IPA launches model to help guide marketers through the ‘effectiveness thicket’

The IPA is imploring marketers to adopt a formal learning agenda to drive effectiveness, rather than seeking an all-encompassing, one-size-fits-all solution.

Effectiveness targetThe Institute of Practitioners in Advertising (IPA) has launched a report that introduces a new approach to effectiveness culture, designed to “help steer marketers through the effectiveness thicket”.

The ‘Making Effectiveness Work’ report launched today (9 October) advises marketers to focus on learning in their effectiveness culture and eschew the idea of there being a single “silver bullet” approach. Organisations are advised to take a MESI (Model-Experiment-Simulate-Implement) approach in their learning agenda, the report recommends.
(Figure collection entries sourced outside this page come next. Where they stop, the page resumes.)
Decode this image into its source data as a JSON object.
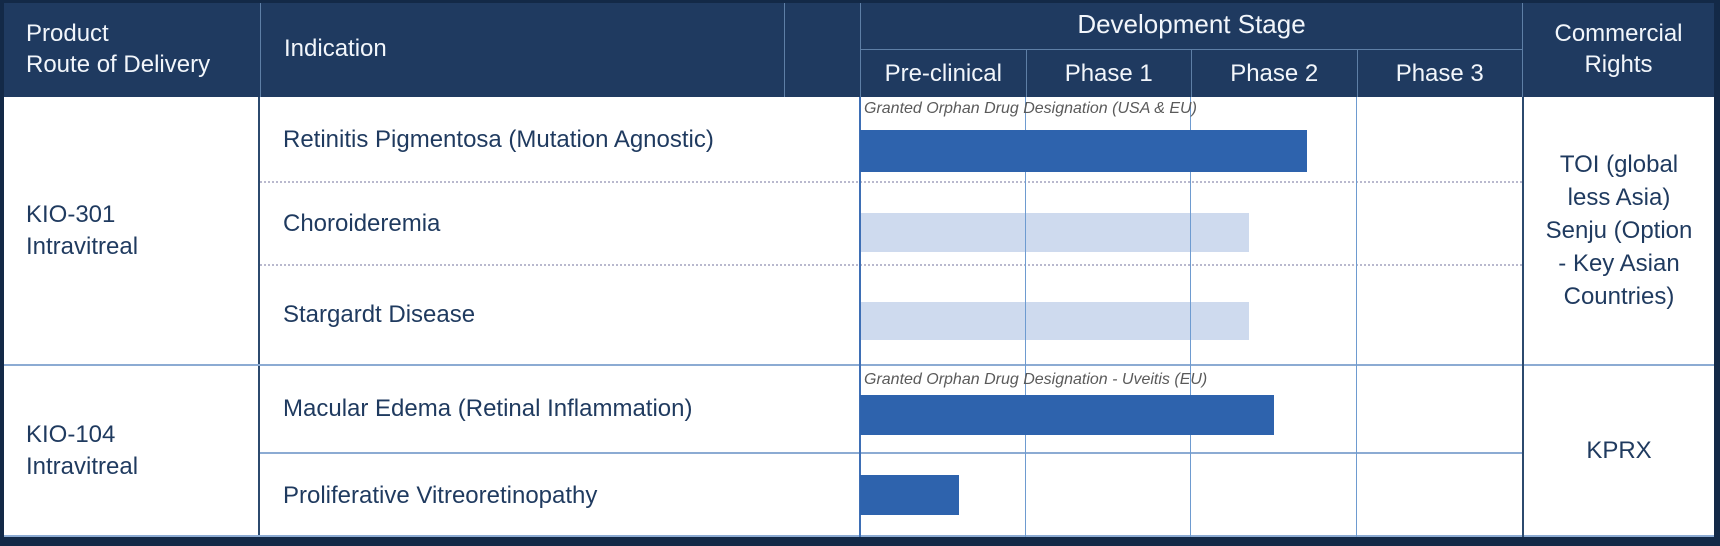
{
  "header": {
    "product": "Product\nRoute of Delivery",
    "indication": "Indication",
    "development_stage": "Development Stage",
    "stages": [
      "Pre-clinical",
      "Phase 1",
      "Phase 2",
      "Phase 3"
    ],
    "commercial": "Commercial\nRights"
  },
  "groups": [
    {
      "product": "KIO-301\nIntravitreal",
      "commercial_rights": "TOI (global\nless Asia)\nSenju (Option\n- Key Asian\nCountries)"
    },
    {
      "product": "KIO-104\nIntravitreal",
      "commercial_rights": "KPRX"
    }
  ],
  "chart_data": {
    "type": "bar",
    "orientation": "horizontal",
    "stage_columns": [
      "Pre-clinical",
      "Phase 1",
      "Phase 2",
      "Phase 3"
    ],
    "xlim_stages": [
      0,
      4
    ],
    "grid": true,
    "series": [
      {
        "product": "KIO-301 Intravitreal",
        "indication": "Retinitis Pigmentosa (Mutation Agnostic)",
        "stages_reached": 2.7,
        "bar_style": "solid",
        "annotation": "Granted Orphan Drug Designation (USA & EU)"
      },
      {
        "product": "KIO-301 Intravitreal",
        "indication": "Choroideremia",
        "stages_reached": 2.35,
        "bar_style": "tentative",
        "annotation": ""
      },
      {
        "product": "KIO-301 Intravitreal",
        "indication": "Stargardt Disease",
        "stages_reached": 2.35,
        "bar_style": "tentative",
        "annotation": ""
      },
      {
        "product": "KIO-104 Intravitreal",
        "indication": "Macular Edema (Retinal Inflammation)",
        "stages_reached": 2.5,
        "bar_style": "solid",
        "annotation": "Granted Orphan Drug Designation - Uveitis (EU)"
      },
      {
        "product": "KIO-104 Intravitreal",
        "indication": "Proliferative Vitreoretinopathy",
        "stages_reached": 0.6,
        "bar_style": "solid",
        "annotation": ""
      }
    ]
  },
  "colors": {
    "header_navy": "#1F3A60",
    "bar_solid": "#2E63AD",
    "bar_tentative": "#CEDAEE",
    "grid_blue": "#6E9BD0",
    "chart_axis_blue": "#3E6FB5",
    "steel_line": "#8CABD3",
    "divider_navy": "#2C4A6E",
    "border_navy": "#132947",
    "text_navy": "#1F3A5F",
    "annotation_gray": "#5A5A5A",
    "dotted_separator": "#B9B9CE"
  }
}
That model involves a combination of several approaches and can be used for tactical, campaign and strategic decisions, the IPA says. The starting step, as advised by the MESI approach, is to begin with a model. That could be marketing mix modelling (MMM), data-driven attribution or consumer modelling. The aim of this is to map marketing effectiveness and highlight where changing the plan might be most effective.

The second step is around experimentation. The IPA advises marketers to experiment around the change they are considering implementing and find out what they need to know to move forward.

Measurement is not the be-all and end-all of effectiveness

The third step is to combine the evidence gathered from the model and experimentation and put that into a simulation tool. Ideally, the simulation tool would allow for strategic not just tactical simulation, the IPA advises.

Finally, marketers must use all they have learned and implement this and scale, with evidence from the modelling and experimentation providing powerful persuasive tools to win over stakeholders.

The report, authored by Simeon Duckworth, Neil Charles and Duncan Stoddard of the Melt Collective, argues that the MESI method, applied as part of a formal learning agenda, should be used instead of a trying to find one perfect technique or a single universal ROI.

The authors of the report describe a formal learning agenda “as a commitment to experimentation, innovation and (hopefully) better understanding and better results”. They argue it is more focused than a programme of research and analytics and can also help cut across organisational silos by providing information that can change minds and decisions.

It is much more about establishing a process and culture of effectiveness than quick tricks, says Duckworth.

“This report aims to help steer marketers through the effectiveness thicket, using the core techniques of marketing mix modelling, experiments and attribution,” says the IPA’s director of effectiveness Laurence Green. “What they will find is that the solution lies more in establishing a decisive, effectiveness culture than in chasing the perfect evaluation technique.”